The others in the family don’t want to come for Thanksgiving dinner. They don’t think April can pull it off. They expect failure from her. She has somehow been scapegoated along the way. It’s at the point where nobody even questions it anymore; they simply pin expectations of failure on her. At one point, Joy even blames her cancer on April, saying: “She used to bite my nipples when I breast fed her. No wonder there’s cancer in there!”

The thing none of April’s family members seem to realize is that the day is coming together. For all their complaining, they’re in the car heading to Thanksgiving dinner. Of course, no one would ever admit that they want to go, but go they do. You don’t see anyone refusing to get into the car.

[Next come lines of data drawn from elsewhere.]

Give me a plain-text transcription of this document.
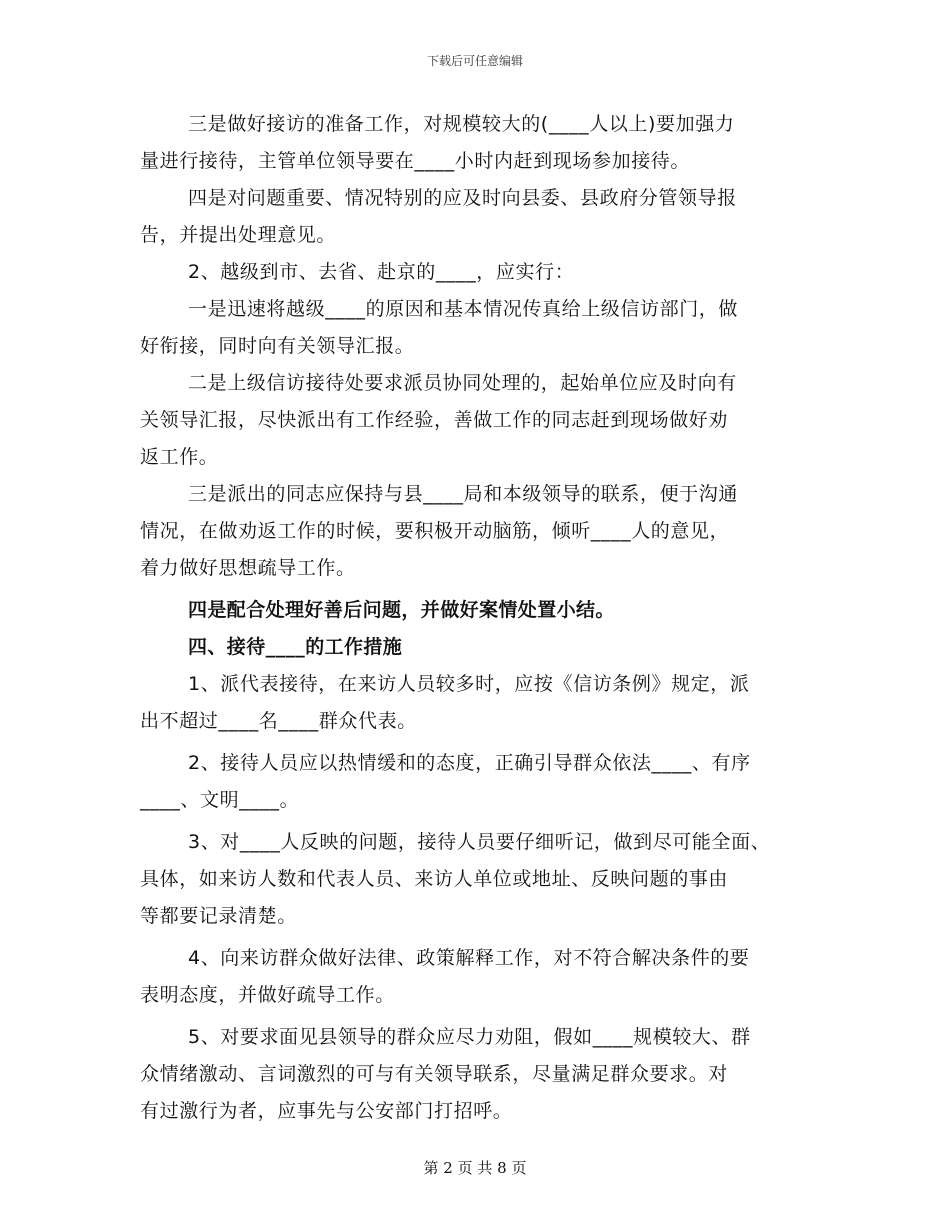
下载后可任意编辑
三是做好接访的准备工作，对规模较大的(____人以上)要加强力
量进行接待，主管单位领导要在____小时内赶到现场参加接待。
四是对问题重要、情况特别的应及时向县委、县政府分管领导报
告，并提出处理意见。
2、越级到市、去省、赴京的____，应实行：
一是迅速将越级____的原因和基本情况传真给上级信访部门，做
好衔接，同时向有关领导汇报。
二是上级信访接待处要求派员协同处理的，起始单位应及时向有
关领导汇报，尽快派出有工作经验，善做工作的同志赶到现场做好劝
返工作。
三是派出的同志应保持与县____局和本级领导的联系，便于沟通
情况，在做劝返工作的时候，要积极开动脑筋，倾听____人的意见，
着力做好思想疏导工作。
四是配合处理好善后问题，并做好案情处置小结。
四、接待____的工作措施
1、派代表接待，在来访人员较多时，应按《信访条例》规定，派
出不超过____名____群众代表。
2、接待人员应以热情缓和的态度，正确引导群众依法____、有序
____、文明____。
3、对____人反映的问题，接待人员要仔细听记，做到尽可能全面、
具体，如来访人数和代表人员、来访人单位或地址、反映问题的事由
等都要记录清楚。
4、向来访群众做好法律、政策解释工作，对不符合解决条件的要
表明态度，并做好疏导工作。
5、对要求面见县领导的群众应尽力劝阻，假如____规模较大、群
众情绪激动、言词激烈的可与有关领导联系，尽量满足群众要求。对
有过激行为者，应事先与公安部门打招呼。
第 2 页 共 8 页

Pieces of April is a movie made by the performances, which are uniformly pitch-perfect. Katie Holmes is particularly good playing this young woman whose exterior toughness masks inner feelings of insecurity. She makes you feel at every second how crucial it is for April to pull dinner together, because it’s not really about the dinner at all. The other key performance comes from Patricia Clarkson. It would have been easy to play Joy as a villain or a bitch. She could have come off as one-note. Clarkson (a wonderful actress who has also appeared in Far From Heaven and The Station Agent) gives her unexpected depth. It is true that Joy is not a nice woman, nor is she an affectionate one. She can be ruthlessly mean, condescending, and manipulative. She sees the world only in black and white. However, Clarkson invests her with an offbeat sense of humanity that makes you pity her rather than hate her. You probably know someone just like Joy. She wasn’t a terribly happy person to begin with, and now she’s got this cancer and is probably going to die. The bodily cancer is finishing off what the emotional cancer started a long time ago.

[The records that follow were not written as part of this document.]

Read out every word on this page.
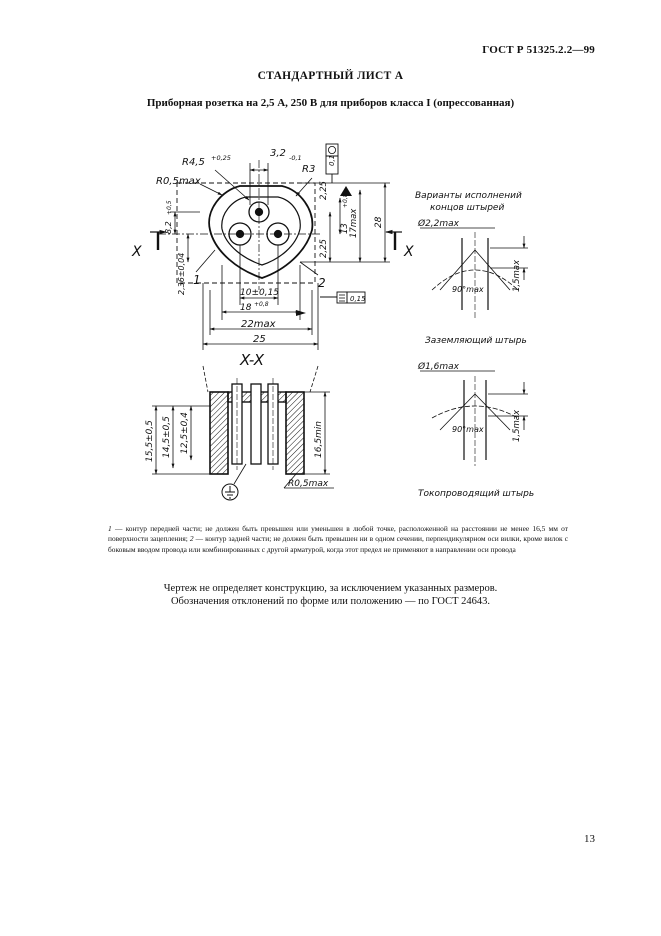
ГОСТ Р 51325.2.2—99
СТАНДАРТНЫЙ ЛИСТ А
Приборная розетка на 2,5 А, 250 В для приборов класса I (опрессованная)
R4,5 +0,25	3,2 -0,1
R3
R0,5max
0,1
2,25
13
+0,8
17max 28
2,25
8,2
+0,5
2,36±0,04	10±0,15
18 +0,8
0,15
22max
25
X	X
1	2
X-X
15,5±0,5 14,5±0,5 12,5±0,4	16,5min
R0,5max
Варианты исполнений
концов штырей
Ø2,2max
90°max	1,5max
Заземляющий штырь
Ø1,6max
90°max	1,5max
Токопроводящий штырь

1 — контур передней части; не должен быть превышен или уменьшен в любой точке, расположенной на расстоянии не менее 16,5 мм от поверхности зацепления; 2 — контур задней части; не должен быть превышен ни в одном сечении, перпендикулярном оси вилки, кроме вилок с боковым вводом провода или комбинированных с другой арматурой, когда этот предел не применяют в направлении оси провода

Чертеж не определяет конструкцию, за исключением указанных размеров.
Обозначения отклонений по форме или положению — по ГОСТ 24643.
13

As I was watching the film, I became worried about the ending. Pieces of April is a slice-of-life movie, made up of moments that feel almost documentary-like. It’s kind of like eavesdropping into someone else’s world. Quite frankly, I wasn’t sure how the story was going to end. Director Hedges wisely finds an appropriately low-key way of wrapping everything up. There are no dramatic confrontations (which would have ruined the carefully constructed tone), nor does the movie go all soft and squishy with a tear-jerking reunion. Instead, the ending takes the approach that only one thing matters: everyone got together in the same room. The family’s problems are not miraculously solved in the end, but they are at least together, and for this family that is an achievement.

I like the simplicity in Pieces of April. It nicely observes human nature within families, dysfunctional or not. There’s probably something here that everyone can relate to. The movie is slight but sweet, with many laughs and a gentle reminder that family is family, no matter what.

( out of four)


Pieces of April is rated PG-13 for language, sensuality, drug content and images of nudity. The running time is 1 hour and 20 minutes.